The settlement puts safer gambling controls back under scrutiny, with the regulator saying some customers showing signs of harm were not identified or contacted quickly enough.

The Gambling Commission announcement said the case followed a compliance assessment that found social responsibility failures in Petfre’s policies and procedures. The operator will make the payment as part of a regulatory settlement with the Commission.

UKGC Identifies Customer Interaction Failures

The failures included insufficient processes to identify harm indicators such as spending levels, time spent gambling and spending patterns through automated systems. The Commission also found that Petfre did not have processes to ensure immediate automated action where strong indicators of harm were identified.

One key issue was a process that meant when a customer’s account was flagged for a safer gambling review, it would not be flagged again for a further review for seven days. The Commission said this resulted in some customers showing further harm indicators not being interacted with as promptly as they should have been.

In one case cited by the regulator, a customer received an interaction after surpassing a deposit trigger, and no further action was taken. The customer then deposited and lost a further £17,900 within 24 hours without further intervention.

Settlement Follows Social Responsibility Review

The Commission said Petfre failed to comply with parts of Social Responsibility Code Provision 3.4.3, which covers remote customer interaction. Those requirements are designed to make operators identify, act on and evaluate gambling harm risks as part of an ongoing customer interaction process.

The findings covered failures between October 31, 2023 and June 24, 2024, for several customer interaction requirements. The Commission also said Petfre failed, between October 31, 2023 and December 2025, to clearly define strong indicators of harm in its safer gambling policy and to put automated processes in place for customers showing those indicators.

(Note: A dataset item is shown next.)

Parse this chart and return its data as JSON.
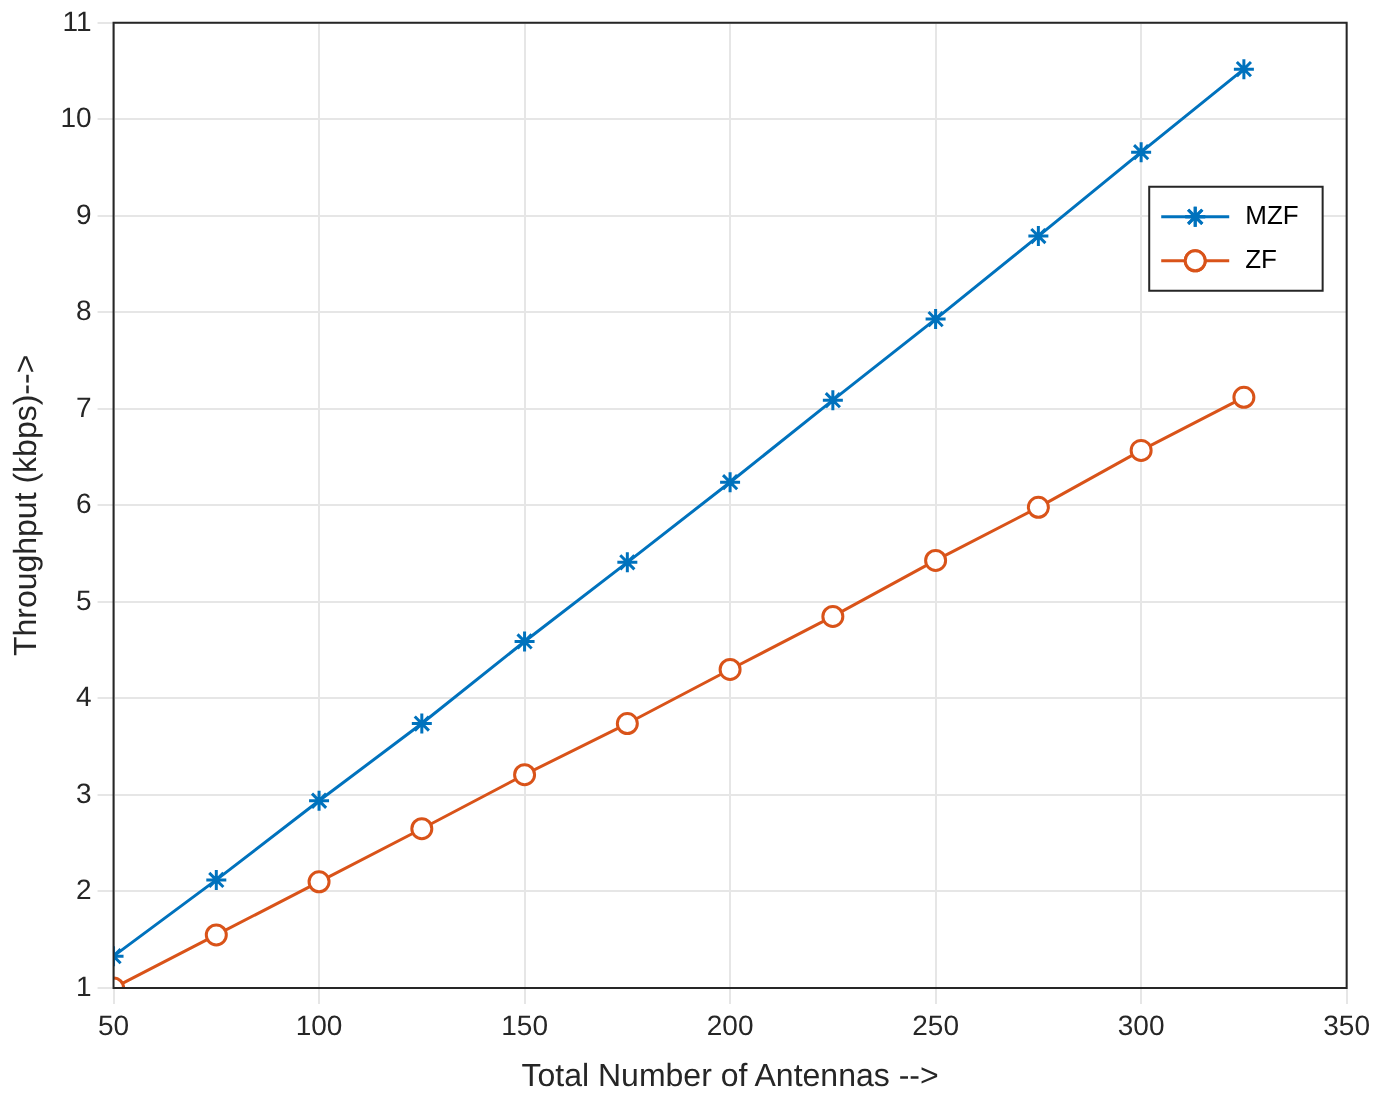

The £900,000 payment will be made in lieu of a financial penalty and directed to the Consolidated Fund. Petfre also agreed to the publication of a statement of facts and to pay toward the Commission’s investigation costs.

The regulator listed aggravating and mitigating factors in the settlement. It said the operator had previously been subject to regulatory action and that similar issues had been raised in earlier public statements involving other operators. It also said Petfre cooperated fully and quickly put an action plan in place to address the failures.

Commission Warns Other Operators

John Pierce, the Commission’s director of enforcement, said effective policies and procedures are central to safer gambling in Britain. “Diligent implementation of effective policies and procedures are the cornerstones of safer gambling in Britain”, he said.

Pierce said Petfre’s procedures had not been sufficiently effective. “The Commission found that Petfre didn’t have sufficiently effective procedures in place, meaning some customers displaying markers of harm were not contacted quickly enough”, he said.

He added that the licensee had acted quickly after the regulator raised concerns. “While the gaps we identified were unacceptable, the licensee acted swiftly to implement interim mitigating controls to address our immediate concerns. They have since delivered an appropriate action plan and taken significant steps to assure the Commission that their current operating model meets our requirements”, Pierce said.

The Commission said operators should review the findings and check whether their own safer gambling controls identify both financial and behavioral risk indicators. The case gives licensed firms another warning that systems must act on strong signs of harm without delay.